Kiwoom Heroes cry foul over ban on eating from seats at domed stadium

SEOUL– When the new South Korean baseball season began Saturday, not only were stadiums back operating at full capacity, but fans in the stands were allowed to consume food and drinks from their seats — something they didn’t enjoy for most of last season due to COVID-19 protocols.

With virus restrictions being eased or lifted altogether across the nation, however, one club in the Korea Baseball Organization (KBO) got the short end of the stick. Starting Tuesday evening, fans attending home games of the Kiwoom Heroes at Gocheok Sky Dome in Seoul won’t get to eat and drink from their seats as those at other ballparks can. That’s because the dome, the only one of its kind in the country, is labeled as an “indoor” facility, where eating and drinking from seats is prohibited. Instead, fans must use designated concession tables in the concourse, as they had done before the easing of virus restrictions.

In the days leading up to Opening Day, the KBO had promoted the fact that eating and drinking would be fully allowed everywhere, hoping the lifting of such restrictions would attract more fans.

But then the Korea Disease Control and Prevention Agency decided Friday, the eve of Opening Day, that eating and drinking would remain prohibited at the dome. Because it came at such short notice, fans attending games at the dome Saturday and Sunday were still allowed to have food in the stands. The ban will kick in starting with Tuesday’s game against the LG Twins.

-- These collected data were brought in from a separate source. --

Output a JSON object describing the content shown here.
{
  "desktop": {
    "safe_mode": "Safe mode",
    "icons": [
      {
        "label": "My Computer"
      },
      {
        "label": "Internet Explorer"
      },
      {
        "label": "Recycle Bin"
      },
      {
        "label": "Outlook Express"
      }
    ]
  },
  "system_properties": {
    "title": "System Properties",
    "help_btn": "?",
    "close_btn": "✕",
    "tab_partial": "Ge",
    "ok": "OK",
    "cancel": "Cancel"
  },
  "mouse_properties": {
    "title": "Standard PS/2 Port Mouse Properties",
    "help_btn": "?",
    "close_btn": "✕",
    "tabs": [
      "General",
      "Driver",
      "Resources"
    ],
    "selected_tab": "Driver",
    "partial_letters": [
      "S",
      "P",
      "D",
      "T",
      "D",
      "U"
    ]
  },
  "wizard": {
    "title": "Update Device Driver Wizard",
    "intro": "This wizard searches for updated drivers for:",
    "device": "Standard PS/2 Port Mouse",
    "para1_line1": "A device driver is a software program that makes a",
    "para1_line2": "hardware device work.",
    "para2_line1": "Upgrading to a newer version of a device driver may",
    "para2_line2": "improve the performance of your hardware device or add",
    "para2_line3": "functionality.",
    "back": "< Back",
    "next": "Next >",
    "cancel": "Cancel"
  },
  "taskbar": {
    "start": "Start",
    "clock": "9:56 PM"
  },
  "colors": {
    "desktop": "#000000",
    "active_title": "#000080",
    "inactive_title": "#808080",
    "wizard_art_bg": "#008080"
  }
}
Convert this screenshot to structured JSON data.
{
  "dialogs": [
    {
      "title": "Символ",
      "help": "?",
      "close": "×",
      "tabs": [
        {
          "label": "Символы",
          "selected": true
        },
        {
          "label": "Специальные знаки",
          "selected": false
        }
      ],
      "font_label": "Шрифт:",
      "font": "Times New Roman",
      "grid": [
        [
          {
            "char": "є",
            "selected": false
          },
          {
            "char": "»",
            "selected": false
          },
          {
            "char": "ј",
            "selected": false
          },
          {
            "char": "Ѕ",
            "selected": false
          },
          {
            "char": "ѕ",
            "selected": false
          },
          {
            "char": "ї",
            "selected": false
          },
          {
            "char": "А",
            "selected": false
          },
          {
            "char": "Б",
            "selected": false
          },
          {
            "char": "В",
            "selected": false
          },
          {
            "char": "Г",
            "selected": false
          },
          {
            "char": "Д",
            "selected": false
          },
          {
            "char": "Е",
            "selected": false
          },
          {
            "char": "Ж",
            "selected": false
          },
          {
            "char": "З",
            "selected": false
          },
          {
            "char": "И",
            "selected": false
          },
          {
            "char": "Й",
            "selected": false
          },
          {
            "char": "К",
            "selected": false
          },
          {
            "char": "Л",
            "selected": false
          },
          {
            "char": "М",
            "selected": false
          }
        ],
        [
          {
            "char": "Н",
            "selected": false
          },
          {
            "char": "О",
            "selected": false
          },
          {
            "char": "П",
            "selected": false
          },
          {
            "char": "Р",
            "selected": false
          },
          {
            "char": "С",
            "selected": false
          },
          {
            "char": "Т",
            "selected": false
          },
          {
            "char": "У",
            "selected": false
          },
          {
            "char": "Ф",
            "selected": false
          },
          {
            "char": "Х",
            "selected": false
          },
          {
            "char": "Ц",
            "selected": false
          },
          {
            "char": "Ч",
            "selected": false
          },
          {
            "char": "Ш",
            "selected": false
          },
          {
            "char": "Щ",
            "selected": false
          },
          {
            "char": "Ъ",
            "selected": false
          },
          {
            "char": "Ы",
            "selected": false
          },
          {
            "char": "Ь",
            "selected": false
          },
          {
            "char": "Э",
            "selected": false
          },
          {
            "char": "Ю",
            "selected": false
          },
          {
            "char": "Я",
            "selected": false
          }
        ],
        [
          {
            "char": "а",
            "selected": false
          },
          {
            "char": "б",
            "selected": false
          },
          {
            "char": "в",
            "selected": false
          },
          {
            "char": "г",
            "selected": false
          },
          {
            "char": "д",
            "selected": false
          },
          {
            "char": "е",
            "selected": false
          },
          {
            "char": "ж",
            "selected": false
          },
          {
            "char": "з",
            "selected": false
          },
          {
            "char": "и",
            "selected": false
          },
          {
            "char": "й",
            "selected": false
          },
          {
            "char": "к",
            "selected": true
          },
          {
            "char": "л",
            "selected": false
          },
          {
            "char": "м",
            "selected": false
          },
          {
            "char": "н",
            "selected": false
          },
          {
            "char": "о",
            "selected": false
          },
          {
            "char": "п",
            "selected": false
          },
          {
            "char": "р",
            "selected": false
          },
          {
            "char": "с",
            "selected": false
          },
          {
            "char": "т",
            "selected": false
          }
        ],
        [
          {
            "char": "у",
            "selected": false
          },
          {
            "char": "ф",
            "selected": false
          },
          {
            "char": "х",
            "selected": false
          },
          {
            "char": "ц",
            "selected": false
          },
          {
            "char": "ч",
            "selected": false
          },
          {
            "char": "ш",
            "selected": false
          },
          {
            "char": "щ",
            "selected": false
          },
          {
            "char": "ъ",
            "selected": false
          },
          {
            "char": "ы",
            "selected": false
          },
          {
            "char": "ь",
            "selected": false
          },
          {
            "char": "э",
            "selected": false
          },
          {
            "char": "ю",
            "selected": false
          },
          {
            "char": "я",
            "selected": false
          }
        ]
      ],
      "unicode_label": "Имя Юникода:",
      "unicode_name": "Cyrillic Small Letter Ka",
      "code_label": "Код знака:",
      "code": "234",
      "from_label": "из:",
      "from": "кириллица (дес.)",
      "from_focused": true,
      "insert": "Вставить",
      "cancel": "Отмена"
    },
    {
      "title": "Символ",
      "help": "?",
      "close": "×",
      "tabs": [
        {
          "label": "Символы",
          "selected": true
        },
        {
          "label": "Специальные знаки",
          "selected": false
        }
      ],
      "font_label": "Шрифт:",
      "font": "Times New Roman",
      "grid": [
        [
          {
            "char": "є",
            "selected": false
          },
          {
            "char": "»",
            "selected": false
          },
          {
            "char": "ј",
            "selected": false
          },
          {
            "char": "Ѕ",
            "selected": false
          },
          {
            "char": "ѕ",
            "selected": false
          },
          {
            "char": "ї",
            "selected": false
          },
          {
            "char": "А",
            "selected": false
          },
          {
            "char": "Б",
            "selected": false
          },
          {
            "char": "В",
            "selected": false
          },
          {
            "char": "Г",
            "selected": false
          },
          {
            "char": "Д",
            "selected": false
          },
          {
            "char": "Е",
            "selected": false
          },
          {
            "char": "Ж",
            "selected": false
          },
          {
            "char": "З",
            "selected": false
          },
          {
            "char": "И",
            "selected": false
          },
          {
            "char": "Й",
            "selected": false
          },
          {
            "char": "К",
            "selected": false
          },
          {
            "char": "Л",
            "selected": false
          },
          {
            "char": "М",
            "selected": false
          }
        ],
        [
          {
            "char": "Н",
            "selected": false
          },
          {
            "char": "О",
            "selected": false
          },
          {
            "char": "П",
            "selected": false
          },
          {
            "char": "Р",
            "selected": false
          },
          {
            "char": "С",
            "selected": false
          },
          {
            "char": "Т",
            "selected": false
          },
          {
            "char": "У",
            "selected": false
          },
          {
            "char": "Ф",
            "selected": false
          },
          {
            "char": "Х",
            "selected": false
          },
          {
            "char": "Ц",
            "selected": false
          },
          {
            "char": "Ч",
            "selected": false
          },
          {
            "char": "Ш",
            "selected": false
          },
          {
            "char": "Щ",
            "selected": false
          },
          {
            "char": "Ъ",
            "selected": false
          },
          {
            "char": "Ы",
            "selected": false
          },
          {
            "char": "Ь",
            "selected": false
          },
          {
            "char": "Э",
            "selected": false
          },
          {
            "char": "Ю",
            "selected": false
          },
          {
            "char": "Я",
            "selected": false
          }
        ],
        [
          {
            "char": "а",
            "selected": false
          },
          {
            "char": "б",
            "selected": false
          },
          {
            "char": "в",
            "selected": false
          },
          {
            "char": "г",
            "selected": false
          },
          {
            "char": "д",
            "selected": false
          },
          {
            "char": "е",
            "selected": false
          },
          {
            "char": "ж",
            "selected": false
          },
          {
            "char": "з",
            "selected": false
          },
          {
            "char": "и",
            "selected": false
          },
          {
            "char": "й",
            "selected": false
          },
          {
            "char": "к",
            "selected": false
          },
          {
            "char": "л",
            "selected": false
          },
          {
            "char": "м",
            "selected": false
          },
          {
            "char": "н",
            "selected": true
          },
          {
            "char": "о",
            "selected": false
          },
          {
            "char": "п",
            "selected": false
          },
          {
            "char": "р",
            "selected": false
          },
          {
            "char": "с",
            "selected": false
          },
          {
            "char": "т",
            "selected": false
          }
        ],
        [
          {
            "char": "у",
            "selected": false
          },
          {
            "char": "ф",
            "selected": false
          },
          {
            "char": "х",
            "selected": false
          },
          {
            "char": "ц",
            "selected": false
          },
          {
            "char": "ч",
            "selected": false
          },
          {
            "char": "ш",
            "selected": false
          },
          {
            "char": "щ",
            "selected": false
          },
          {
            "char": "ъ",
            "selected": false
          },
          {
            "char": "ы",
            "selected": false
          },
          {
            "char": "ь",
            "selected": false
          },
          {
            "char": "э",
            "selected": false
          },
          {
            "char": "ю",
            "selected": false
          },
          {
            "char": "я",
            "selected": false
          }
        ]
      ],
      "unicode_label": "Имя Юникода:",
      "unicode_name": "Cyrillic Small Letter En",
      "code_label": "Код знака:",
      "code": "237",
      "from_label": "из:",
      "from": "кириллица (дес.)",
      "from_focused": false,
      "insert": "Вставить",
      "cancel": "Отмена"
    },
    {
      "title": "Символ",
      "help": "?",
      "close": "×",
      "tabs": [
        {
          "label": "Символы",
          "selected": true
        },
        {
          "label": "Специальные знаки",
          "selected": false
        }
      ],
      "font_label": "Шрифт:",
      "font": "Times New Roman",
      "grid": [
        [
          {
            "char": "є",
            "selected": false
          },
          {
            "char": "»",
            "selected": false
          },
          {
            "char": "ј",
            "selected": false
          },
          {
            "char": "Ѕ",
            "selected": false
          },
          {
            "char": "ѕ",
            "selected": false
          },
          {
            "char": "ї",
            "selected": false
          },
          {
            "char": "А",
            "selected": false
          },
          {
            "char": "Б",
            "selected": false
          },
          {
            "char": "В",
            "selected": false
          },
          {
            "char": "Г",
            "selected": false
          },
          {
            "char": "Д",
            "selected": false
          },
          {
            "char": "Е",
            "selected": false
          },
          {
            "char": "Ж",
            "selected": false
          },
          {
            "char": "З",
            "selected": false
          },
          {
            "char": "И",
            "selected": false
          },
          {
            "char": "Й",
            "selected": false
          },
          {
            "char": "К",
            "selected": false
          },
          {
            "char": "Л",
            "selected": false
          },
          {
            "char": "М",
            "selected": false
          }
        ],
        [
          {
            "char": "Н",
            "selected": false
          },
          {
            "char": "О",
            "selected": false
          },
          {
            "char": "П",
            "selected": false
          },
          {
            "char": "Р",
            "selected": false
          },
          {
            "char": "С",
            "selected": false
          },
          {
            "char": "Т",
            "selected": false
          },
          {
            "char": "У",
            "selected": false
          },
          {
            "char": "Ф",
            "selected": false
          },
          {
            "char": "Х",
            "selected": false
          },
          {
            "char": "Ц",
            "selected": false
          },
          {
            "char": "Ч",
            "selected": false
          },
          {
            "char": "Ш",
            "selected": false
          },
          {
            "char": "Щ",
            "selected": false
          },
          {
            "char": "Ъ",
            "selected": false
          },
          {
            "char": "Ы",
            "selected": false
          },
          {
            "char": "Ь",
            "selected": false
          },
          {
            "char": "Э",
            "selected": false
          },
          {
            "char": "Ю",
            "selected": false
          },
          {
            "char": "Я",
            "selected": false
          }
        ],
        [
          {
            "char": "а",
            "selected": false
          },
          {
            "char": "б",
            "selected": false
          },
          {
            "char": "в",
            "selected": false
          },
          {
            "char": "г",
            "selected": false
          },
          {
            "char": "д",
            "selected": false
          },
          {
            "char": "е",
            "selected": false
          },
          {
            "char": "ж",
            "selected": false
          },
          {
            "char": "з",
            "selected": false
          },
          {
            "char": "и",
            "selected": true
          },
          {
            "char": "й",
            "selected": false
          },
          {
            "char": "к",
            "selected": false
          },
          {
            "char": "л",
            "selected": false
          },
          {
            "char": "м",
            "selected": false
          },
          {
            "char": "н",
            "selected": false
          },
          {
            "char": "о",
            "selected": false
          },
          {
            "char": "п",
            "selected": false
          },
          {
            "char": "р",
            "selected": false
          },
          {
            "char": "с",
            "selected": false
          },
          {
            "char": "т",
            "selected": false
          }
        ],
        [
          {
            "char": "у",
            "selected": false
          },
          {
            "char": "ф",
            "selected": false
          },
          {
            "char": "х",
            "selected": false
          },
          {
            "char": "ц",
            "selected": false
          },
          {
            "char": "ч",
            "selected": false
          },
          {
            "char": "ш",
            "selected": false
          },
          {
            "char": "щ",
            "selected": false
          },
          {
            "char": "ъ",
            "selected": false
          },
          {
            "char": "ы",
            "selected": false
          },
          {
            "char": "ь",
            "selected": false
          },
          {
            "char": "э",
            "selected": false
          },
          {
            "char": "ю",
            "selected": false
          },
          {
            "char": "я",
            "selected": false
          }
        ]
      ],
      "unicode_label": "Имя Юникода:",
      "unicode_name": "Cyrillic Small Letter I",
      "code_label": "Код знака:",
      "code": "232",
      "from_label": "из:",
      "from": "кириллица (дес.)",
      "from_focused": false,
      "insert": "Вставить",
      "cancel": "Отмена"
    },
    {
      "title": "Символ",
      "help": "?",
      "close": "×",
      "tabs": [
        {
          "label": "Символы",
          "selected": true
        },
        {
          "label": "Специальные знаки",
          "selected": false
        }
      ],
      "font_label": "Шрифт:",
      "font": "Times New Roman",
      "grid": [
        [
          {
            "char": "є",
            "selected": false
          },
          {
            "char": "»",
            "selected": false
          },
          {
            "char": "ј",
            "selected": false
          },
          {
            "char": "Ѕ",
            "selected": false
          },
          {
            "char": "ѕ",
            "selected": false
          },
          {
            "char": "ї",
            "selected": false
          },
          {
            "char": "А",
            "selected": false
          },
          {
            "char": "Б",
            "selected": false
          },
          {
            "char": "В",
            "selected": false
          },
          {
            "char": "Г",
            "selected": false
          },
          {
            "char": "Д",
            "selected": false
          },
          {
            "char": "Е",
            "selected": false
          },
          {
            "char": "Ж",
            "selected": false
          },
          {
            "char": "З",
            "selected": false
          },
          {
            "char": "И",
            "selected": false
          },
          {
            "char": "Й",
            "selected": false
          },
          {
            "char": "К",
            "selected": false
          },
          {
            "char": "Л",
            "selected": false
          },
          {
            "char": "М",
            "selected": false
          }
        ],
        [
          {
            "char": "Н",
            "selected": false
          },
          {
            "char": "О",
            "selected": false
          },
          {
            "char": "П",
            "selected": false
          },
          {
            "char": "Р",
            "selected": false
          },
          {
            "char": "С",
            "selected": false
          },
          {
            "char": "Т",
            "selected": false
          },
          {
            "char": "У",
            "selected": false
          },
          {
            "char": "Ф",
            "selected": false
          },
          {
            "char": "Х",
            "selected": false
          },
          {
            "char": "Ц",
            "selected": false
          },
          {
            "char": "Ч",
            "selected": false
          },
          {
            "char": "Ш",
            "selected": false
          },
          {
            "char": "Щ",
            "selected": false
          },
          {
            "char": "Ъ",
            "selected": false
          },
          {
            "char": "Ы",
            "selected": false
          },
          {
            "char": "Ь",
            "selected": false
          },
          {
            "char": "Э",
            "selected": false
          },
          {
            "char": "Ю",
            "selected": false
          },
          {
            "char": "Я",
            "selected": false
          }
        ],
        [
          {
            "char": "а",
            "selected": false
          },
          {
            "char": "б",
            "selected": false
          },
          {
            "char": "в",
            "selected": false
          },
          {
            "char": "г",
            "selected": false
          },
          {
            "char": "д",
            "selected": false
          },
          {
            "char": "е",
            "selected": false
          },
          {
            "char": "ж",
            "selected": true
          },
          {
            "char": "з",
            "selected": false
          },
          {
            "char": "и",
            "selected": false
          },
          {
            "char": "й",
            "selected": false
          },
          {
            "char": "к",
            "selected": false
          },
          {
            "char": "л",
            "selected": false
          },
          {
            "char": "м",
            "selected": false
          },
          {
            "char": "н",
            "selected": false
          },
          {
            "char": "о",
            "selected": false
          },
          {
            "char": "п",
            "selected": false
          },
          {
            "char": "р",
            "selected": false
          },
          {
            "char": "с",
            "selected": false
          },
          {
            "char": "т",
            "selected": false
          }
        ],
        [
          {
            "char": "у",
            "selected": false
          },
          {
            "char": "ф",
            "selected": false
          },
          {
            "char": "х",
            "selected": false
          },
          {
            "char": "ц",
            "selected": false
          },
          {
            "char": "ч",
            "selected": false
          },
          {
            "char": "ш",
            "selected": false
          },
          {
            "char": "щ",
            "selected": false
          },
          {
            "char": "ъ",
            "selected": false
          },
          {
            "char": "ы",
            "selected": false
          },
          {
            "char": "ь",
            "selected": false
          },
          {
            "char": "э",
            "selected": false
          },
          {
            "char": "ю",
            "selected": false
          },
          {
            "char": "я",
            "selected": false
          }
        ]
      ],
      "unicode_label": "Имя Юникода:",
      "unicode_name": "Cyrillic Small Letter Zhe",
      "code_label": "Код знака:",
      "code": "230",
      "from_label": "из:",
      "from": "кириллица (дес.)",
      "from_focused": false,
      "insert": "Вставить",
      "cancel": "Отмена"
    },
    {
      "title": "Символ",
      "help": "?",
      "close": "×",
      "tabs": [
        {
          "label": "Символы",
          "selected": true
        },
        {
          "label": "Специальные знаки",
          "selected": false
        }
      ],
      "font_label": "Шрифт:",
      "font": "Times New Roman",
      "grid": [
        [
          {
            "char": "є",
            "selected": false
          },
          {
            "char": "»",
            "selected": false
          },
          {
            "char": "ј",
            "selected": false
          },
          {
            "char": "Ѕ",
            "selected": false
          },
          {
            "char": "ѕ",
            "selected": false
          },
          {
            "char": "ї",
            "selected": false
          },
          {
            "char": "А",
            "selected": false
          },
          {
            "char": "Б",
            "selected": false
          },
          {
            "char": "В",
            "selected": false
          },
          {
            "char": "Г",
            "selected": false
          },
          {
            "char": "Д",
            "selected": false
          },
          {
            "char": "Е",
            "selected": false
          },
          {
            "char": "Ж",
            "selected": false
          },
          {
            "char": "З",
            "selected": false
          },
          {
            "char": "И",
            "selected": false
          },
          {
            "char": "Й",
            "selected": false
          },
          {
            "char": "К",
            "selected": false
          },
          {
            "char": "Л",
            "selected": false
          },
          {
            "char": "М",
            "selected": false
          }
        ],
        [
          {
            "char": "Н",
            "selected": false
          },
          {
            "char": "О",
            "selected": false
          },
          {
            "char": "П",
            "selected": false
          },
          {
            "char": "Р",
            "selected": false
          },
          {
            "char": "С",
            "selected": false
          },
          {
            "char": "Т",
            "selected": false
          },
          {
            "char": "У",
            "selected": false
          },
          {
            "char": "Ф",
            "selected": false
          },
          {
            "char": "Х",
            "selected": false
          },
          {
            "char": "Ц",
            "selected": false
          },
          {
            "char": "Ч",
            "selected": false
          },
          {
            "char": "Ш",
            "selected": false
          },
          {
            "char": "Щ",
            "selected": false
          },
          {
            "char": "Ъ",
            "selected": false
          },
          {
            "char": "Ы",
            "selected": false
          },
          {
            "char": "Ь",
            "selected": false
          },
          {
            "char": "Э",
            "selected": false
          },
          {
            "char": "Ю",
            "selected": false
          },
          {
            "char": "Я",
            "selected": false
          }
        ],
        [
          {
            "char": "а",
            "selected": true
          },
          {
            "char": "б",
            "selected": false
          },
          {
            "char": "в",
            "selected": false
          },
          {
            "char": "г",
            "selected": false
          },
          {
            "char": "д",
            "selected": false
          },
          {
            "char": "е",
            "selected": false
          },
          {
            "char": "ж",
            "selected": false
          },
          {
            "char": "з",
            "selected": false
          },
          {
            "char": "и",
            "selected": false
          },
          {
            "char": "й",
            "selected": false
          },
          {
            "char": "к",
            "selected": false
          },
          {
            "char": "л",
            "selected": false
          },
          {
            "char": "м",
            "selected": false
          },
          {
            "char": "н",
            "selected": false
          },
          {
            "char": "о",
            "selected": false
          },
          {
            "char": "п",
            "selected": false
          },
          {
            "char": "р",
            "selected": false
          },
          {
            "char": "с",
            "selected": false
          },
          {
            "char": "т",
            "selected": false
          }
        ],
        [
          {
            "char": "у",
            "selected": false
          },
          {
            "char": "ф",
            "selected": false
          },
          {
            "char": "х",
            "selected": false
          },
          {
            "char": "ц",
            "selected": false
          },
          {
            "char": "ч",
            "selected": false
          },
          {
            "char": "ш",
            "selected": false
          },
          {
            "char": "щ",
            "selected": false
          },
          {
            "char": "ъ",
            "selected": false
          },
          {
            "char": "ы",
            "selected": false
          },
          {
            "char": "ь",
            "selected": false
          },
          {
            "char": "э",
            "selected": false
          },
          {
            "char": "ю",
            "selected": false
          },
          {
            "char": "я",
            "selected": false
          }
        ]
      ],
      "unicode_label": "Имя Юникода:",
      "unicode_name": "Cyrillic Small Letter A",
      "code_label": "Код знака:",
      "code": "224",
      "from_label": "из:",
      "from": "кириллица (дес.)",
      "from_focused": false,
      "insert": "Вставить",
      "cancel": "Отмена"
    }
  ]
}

The decision by the national health authorities has left Kiwoom and KBO officials alike baffled.

“Before the season, we checked with the KBO on multiple occasions to see if our fans would be allowed to eat and drink in the stands, and we got the green light every time,” a Kiwoom official said on the condition of anonymity. “Then the day before the season, we were told we couldn’t do that. We were flabbergasted.”

An official from the KBO said the government did an about-face the day before Opening Day, after maintaining for weeks that Gocheok Sky Dome would be treated the same as all the other stadiums.

The dome doesn’t have a retractable roof, but team officials say its ventilation system ensures fresh air quality inside over the course of a game.

Sending fans out to concession tables in the narrow concourse at Gocheok Sky Dome also seems to defeat the purpose, because the areas often get quite crowded, and fans end up being in much closer proximity to one another than they would be if they were just eating from their own seats.

The Heroes filled a little over half of their 16,000-seat ballpark Saturday and then only drew 6,115 fans Sunday.

The “indoor” designation also hurt the domed ballpark last year when KBO stadiums opened back up in a limited capacity. Open-air venues were allowed to accept fans at up to 50 percent capacity, but Gocheok could only do so at 20 percent, because it was an indoor facility.